Mike Harding|14:54 UK time, Friday, 12 September 2008

One of the tracks on this week's show was Female Smuggler from the new album of the same name by Jo Freya. It's more than an excellent piece of music, it is part of that whole tradition of songs in which a woman dresses up as man, usually a soldier, sailor, pirate or highwayman. In the latter case, Sovay - the female highwayman, was the subject of a much recorded song, put together from various sources by Martin Carthy.

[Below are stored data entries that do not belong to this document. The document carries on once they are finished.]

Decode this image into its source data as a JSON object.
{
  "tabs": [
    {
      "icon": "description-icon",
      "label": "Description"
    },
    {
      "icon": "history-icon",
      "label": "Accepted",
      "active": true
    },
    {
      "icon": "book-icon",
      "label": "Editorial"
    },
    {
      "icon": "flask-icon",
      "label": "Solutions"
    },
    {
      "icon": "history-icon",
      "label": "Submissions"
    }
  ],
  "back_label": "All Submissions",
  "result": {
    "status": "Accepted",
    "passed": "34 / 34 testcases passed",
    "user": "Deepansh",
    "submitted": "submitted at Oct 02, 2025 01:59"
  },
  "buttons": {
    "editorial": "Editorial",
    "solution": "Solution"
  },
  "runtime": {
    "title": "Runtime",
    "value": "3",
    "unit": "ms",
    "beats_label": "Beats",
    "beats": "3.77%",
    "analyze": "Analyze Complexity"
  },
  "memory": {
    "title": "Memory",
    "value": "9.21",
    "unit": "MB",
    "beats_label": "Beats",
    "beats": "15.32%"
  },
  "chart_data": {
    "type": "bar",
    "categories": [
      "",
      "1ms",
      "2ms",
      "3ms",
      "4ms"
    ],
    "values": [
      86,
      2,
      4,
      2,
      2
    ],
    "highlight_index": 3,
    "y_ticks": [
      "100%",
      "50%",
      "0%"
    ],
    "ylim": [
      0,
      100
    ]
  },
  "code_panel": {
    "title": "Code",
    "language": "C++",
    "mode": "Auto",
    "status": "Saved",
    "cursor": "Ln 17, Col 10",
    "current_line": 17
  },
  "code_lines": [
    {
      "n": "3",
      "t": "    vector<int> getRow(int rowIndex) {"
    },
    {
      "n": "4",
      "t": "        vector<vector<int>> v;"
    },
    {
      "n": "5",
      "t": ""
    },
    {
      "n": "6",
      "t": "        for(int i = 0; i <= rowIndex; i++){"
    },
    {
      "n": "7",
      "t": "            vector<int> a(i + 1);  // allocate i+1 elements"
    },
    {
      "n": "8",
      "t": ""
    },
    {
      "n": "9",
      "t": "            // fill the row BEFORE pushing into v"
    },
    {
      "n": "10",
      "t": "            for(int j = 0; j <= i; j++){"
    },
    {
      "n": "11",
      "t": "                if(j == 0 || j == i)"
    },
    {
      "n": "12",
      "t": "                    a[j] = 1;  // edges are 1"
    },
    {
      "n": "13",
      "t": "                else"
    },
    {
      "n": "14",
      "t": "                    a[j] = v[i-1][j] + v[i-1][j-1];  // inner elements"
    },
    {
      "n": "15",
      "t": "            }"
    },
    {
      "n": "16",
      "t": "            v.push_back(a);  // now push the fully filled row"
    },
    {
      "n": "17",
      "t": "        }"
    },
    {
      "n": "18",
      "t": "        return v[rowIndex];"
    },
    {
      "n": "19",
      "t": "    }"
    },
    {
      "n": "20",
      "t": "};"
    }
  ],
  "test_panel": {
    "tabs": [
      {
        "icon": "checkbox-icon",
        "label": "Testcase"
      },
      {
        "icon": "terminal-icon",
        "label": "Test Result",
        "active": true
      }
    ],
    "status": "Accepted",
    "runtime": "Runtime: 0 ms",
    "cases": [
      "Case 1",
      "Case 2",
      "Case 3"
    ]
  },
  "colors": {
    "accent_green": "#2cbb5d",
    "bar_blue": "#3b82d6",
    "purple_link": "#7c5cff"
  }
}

But it is, of course, an old tradition: old Bill Shakespeare was not averse to a spot of cross-dressing: Twelfth Night, As You Like It and The Merchant of Venice, in all of them females take on the roles of men. And this seems to be a tradition with some roots in the truth: Grace O'Malley (Gráinne Ní Mháille (c. 1530 ­ c. 1603, also known as Granuaile or Gráinne Mhaol) was an Irish woman pirate; Joan of Arc was a 15th century French peasant girl who fought against the English forces during the latter part of the Hundred Years' War. She was captured by the English and was burned at the stake after being convicted by a religious court; the act of dressing in male clothing was one of the principal reasons for her execution.Anne Bonny and Mary Read were late 17th century English pirates. Ulrika Eleonora Stålhammar was a Swedish woman who served as a soldier during the Great Northern War and married a woman. Ann Mills fought as a dragoon in the British army in 1740, and in more recent times Dorothy Lawrence, who died in 1964, was an English reporter who secretly posed as a man to become a soldier during the First World War.



Here's just a few of the traditional songs relating to cross-dressing:



The Female Cabin Boy


The Handsome Cabin Boy


The Female Drummer


William Taylor


The Famous Flower Of Serving Men


Sovay


Canadee-i-o

Look up any of the above titles and you will be led into yet another of the fascinating alleyways that thread the world of folksong.